Depuis sa désignation, on ne l’a vu ni sur les fronts politiques ni dans des démarches visibles pour défendre les préoccupations des citoyens ou des acteurs de l’opposition. Une situation qui interpelle et soulève des interrogations : qu’attend Éric Houndété pour endosser pleinement son rôle de leader de l’opposition ? Le chef de file de l’opposition n’est pas un simple titre honorifique.
C’est une fonction institutionnelle, avec des responsabilités clairement établies. Il doit constituer un cabinet fonctionnel pour traiter les préoccupations des citoyens et des partis politiques d’opposition, jouer un rôle d’interlocuteur privilégié auprès des autorités, notamment dans les consultations sur des questions majeures de gouvernance et être la voix des sans-voix, en dénonçant les injustices et en proposant des alternatives politiques crédibles.
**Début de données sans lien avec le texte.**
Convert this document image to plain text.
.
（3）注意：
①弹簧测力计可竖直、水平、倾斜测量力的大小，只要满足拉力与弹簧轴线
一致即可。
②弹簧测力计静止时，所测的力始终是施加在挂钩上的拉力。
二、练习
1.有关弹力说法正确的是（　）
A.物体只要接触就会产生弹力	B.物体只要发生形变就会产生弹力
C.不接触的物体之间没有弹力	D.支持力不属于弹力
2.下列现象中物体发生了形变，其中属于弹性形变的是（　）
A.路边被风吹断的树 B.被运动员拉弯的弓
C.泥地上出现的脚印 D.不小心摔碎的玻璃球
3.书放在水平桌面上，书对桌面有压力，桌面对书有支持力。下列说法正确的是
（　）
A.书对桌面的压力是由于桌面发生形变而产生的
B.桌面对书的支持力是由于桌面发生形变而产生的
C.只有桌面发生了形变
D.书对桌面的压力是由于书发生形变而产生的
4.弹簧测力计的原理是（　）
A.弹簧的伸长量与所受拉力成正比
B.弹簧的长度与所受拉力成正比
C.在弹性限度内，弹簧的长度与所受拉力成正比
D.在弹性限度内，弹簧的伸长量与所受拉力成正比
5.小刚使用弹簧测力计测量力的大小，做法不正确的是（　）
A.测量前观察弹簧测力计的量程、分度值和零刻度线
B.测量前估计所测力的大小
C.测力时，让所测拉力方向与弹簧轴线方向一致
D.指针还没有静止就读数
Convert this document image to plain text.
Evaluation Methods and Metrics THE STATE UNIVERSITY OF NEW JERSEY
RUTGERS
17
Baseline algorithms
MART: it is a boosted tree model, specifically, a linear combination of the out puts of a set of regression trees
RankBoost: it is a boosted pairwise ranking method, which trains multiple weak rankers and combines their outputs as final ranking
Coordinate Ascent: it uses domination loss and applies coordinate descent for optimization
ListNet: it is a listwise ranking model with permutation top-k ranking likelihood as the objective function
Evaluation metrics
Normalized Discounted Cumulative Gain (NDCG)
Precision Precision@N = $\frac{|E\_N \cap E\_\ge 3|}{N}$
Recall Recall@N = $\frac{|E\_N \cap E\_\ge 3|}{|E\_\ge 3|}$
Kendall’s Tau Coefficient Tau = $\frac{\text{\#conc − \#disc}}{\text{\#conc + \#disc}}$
Or, jusqu’à présent, ces attentes restent lettre morte. À la différence de Paul Hounkpè, son prédécesseur, qui, malgré des limites, s’était impliqué dans des débats et avait su marquer une certaine présence, Éric Houndété semble en retrait, fantomatique. L’explication qu’il aurait avancée, à savoir attendre un décret d’application pour déployer pleinement son mandat, apparaît insuffisante. Ce rôle exige une dynamique proactive, même en l’absence d’un cadre légal parfait. Un regard sur d’autres expériences en Afrique montre qu’une opposition forte ne dépend pas uniquement d’un cadre institutionnel.
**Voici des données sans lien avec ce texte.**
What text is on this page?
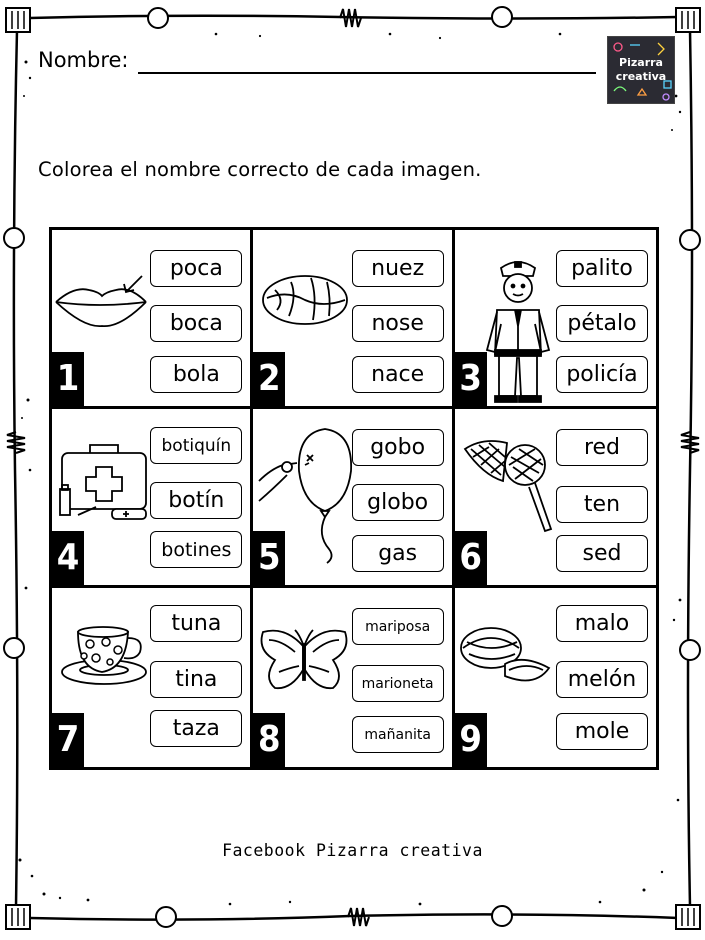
Nombre:	Pizarra
creativa
Colorea el nombre correcto de cada imagen.
poca
boca
bola
1
nuez
nose
nace
2
palito
pétalo
policía
3
botiquín
botín
botines
4
gobo
globo
gas
5
red
ten
sed
6
tuna
tina
taza
7
mariposa
marioneta
mañanita
8
malo
melón
mole
9
Facebook Pizarra creativa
Ousmane Sonko, au Sénégal, est devenu une figure centrale de l’opposition grâce à sa présence active sur le terrain et son discours tranché, malgré les obstacles administratifs et politiques. Sonko n’a pas attendu qu’on lui confère une plateforme officielle pour défendre ses idées ou porter les revendications populaires. Cette comparaison met en lumière le contraste avec Houndété. Si le chef de file de l’opposition béninoise attend une situation idéale pour agir, il risque de perdre en crédibilité et de s’éloigner des attentes des citoyens et des partis qui l’ont soutenu, surtout qu’il ambitionne de succéder à Patrice Talon. La participation d’Éric Houndété aux cadres de concertation des partis de l’opposition, bien qu’importante, ne suffit pas à combler le vide laissé par son manque de leadership public. Le chef de file de l’opposition doit transcender les discussions internes pour incarner une figure nationale, visible et audible. Les citoyens brimés, les militants déçus et les acteurs politiques en quête d’alternance attendent une voix forte et courageuse, capable de mobiliser l’opinion publique et de dialoguer avec le pouvoir.
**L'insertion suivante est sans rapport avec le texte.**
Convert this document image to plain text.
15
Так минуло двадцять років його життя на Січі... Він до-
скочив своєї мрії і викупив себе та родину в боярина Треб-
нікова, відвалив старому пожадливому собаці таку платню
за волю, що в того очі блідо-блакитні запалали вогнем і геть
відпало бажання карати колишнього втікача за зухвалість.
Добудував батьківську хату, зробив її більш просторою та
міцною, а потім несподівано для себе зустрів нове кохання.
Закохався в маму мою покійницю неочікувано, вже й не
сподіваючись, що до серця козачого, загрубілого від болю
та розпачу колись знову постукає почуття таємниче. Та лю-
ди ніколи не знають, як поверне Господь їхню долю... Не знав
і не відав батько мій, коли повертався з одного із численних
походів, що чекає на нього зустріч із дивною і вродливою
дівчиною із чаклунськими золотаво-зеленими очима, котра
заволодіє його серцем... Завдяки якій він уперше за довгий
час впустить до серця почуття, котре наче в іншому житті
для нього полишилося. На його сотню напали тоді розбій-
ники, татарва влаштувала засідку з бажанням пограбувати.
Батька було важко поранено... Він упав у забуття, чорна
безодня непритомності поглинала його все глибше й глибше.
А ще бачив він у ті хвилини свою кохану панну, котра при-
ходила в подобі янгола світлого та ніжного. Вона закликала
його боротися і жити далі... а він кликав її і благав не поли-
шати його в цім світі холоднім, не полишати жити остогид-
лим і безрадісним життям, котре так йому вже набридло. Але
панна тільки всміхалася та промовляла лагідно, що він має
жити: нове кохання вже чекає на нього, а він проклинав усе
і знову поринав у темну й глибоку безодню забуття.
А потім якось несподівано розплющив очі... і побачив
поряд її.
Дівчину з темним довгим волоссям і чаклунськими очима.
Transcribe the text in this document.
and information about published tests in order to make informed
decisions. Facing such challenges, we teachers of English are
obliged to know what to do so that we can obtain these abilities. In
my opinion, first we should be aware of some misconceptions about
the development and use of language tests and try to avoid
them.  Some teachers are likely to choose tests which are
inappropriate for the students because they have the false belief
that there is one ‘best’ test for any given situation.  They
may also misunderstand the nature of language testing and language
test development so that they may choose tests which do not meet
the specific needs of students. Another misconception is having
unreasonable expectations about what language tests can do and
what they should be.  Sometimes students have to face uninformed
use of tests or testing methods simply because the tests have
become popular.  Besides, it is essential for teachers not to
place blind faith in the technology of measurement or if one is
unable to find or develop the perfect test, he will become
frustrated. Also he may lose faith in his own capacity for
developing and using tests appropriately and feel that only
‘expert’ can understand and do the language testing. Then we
Une responsabilité à assumer d’urgence
Pour Éric Houndété, le moment est venu de prendre ses marques et de redéfinir son rôle. La fonction de chef de file de l’opposition est une institution clé pour la vitalité démocratique. En tardant à enfiler son manteau, Éric Houndété risque de laisser un vide que ses adversaires politiques ou des figures moins légitimes pourraient combler. Il doit saisir l’opportunité de redonner de l’élan à l’opposition béninoise, comme l’espèrent ses partisans et les citoyens qui croient encore en une alternance politique. Car dans une démocratie, le leadership ne s’attend pas : il se construit, se revendique et s’assume.